小厮自然知晓今日自己是逃不了的,当迟君舟第一次偷拿了银票开始,他就已经做好了掉脑袋的准备。
但他从小照顾迟君舟,实在不忍心看到大爷和少爷父子二人离心。
他又重重磕下头去,声泪俱下道,“奴才自知今日难逃一死,只求大爷看在少爷是您长子的份儿上,饶了他一命吧!小公子也不能没有父亲啊!”

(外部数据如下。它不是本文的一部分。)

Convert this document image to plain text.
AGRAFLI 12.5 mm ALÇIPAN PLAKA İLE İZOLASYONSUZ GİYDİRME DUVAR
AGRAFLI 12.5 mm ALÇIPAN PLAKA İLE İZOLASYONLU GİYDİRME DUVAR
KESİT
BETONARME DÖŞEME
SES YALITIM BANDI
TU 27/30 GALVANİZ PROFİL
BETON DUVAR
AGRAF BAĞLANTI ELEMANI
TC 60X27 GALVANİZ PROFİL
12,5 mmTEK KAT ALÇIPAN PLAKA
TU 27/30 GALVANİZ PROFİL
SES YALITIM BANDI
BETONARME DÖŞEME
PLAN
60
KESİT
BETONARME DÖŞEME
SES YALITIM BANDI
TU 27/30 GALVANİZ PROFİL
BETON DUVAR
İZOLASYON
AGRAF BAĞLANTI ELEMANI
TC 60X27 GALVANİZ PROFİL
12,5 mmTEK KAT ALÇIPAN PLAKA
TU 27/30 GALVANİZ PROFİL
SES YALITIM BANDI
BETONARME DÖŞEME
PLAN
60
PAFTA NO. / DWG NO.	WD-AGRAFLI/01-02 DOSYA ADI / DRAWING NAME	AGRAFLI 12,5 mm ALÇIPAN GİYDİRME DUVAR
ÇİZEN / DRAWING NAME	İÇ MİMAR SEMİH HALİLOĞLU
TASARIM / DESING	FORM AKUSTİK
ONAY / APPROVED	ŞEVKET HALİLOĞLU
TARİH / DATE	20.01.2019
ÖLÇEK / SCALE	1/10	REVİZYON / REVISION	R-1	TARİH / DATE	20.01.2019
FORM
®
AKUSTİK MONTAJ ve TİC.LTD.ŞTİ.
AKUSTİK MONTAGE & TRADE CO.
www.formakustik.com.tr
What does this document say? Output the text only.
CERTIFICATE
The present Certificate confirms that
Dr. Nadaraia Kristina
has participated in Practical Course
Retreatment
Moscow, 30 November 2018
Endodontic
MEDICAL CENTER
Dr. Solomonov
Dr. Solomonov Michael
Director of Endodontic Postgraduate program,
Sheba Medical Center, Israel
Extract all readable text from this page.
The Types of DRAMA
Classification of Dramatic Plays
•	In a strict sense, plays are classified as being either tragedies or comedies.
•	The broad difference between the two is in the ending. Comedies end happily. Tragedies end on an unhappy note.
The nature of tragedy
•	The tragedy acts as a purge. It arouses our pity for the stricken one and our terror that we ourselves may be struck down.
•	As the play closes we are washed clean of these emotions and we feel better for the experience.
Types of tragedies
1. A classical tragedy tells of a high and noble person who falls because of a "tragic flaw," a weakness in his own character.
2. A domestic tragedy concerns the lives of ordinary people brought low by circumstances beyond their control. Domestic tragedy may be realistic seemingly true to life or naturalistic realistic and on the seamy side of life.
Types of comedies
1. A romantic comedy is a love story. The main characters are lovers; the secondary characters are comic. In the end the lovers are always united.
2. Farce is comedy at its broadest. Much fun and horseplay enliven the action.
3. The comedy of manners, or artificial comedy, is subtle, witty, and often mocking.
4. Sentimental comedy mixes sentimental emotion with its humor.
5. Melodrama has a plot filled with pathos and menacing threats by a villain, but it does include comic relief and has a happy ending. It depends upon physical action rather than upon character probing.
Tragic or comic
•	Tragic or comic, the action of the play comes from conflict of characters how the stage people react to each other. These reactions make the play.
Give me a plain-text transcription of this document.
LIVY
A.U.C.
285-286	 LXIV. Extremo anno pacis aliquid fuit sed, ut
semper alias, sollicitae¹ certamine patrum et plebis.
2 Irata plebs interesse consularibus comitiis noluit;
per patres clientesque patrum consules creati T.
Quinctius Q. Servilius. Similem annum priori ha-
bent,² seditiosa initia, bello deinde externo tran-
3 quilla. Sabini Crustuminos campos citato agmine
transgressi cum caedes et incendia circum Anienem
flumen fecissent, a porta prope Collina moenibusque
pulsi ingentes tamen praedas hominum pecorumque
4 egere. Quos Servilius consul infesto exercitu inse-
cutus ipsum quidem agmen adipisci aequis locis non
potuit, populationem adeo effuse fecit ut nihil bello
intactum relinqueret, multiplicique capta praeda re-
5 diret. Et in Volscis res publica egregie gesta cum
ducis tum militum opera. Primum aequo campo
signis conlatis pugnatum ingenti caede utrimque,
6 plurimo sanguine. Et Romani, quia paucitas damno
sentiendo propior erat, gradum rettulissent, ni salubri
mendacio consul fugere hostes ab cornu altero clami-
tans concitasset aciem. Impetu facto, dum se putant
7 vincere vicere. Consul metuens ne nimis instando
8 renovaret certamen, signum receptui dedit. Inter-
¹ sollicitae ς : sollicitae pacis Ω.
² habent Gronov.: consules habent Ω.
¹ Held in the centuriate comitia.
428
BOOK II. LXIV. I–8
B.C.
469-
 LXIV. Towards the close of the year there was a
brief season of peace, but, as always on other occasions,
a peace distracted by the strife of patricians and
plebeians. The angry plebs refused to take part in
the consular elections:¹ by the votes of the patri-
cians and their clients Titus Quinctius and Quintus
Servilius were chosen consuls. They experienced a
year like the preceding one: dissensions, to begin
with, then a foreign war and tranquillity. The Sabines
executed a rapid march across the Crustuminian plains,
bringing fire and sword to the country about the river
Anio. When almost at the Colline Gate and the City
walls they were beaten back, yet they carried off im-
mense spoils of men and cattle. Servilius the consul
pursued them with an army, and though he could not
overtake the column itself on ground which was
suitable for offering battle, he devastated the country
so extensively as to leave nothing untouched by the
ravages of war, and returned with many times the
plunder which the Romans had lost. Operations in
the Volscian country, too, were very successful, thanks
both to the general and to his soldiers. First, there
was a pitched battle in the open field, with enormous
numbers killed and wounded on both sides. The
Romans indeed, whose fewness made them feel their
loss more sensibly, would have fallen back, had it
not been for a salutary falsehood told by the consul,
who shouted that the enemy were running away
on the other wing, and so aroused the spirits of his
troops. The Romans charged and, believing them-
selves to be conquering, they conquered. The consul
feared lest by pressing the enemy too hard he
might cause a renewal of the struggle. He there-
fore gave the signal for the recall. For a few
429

说到自己的孙子身上,迟泽宇显然脚下一顿,愣在了当场。
拦着他的迟钟宇兄弟二人对视一眼,赶紧一起把迟泽宇往后面拉去,把人按在了椅子上。
“是啊,大哥,旭哥儿还这么小,你忍心让他从小就没了父亲?”迟明宇拍了拍迟泽宇的肩膀,叹了口气,“舟哥儿糊涂,你可不能糊涂!就算舟哥儿再如何荒唐,也自有父亲惩治,你现在当着父亲的面要打要杀的,这不是叫父亲为难了?”
迟泽宇不说话,但是也没再要去揍迟君舟,显然是把那小厮和迟明宇的话听进去了。
老公爷依旧双手撑着拐杖,老神在在的坐在上首。见迟泽宇终于平静下来了,他才慢悠悠的站了起来。
“舟哥儿德行有亏,难当大任,明日我就进宫,请皇上下旨,撤了他的世子之位。若你不反对,就着手准备启程,把人送到兰亭去。走之前也去问问舟哥儿媳妇,她若是不想去,就安心留在府中。”
“但凭父亲做主。”迟泽宇佝偻着身子,双眼无神的点了点头。
老公爷又转头看了那还匍匐在地的小厮一眼,吩咐六子道,“周哥儿身边伺候的人不得力,你先把人押下去,等明日大管家发落。”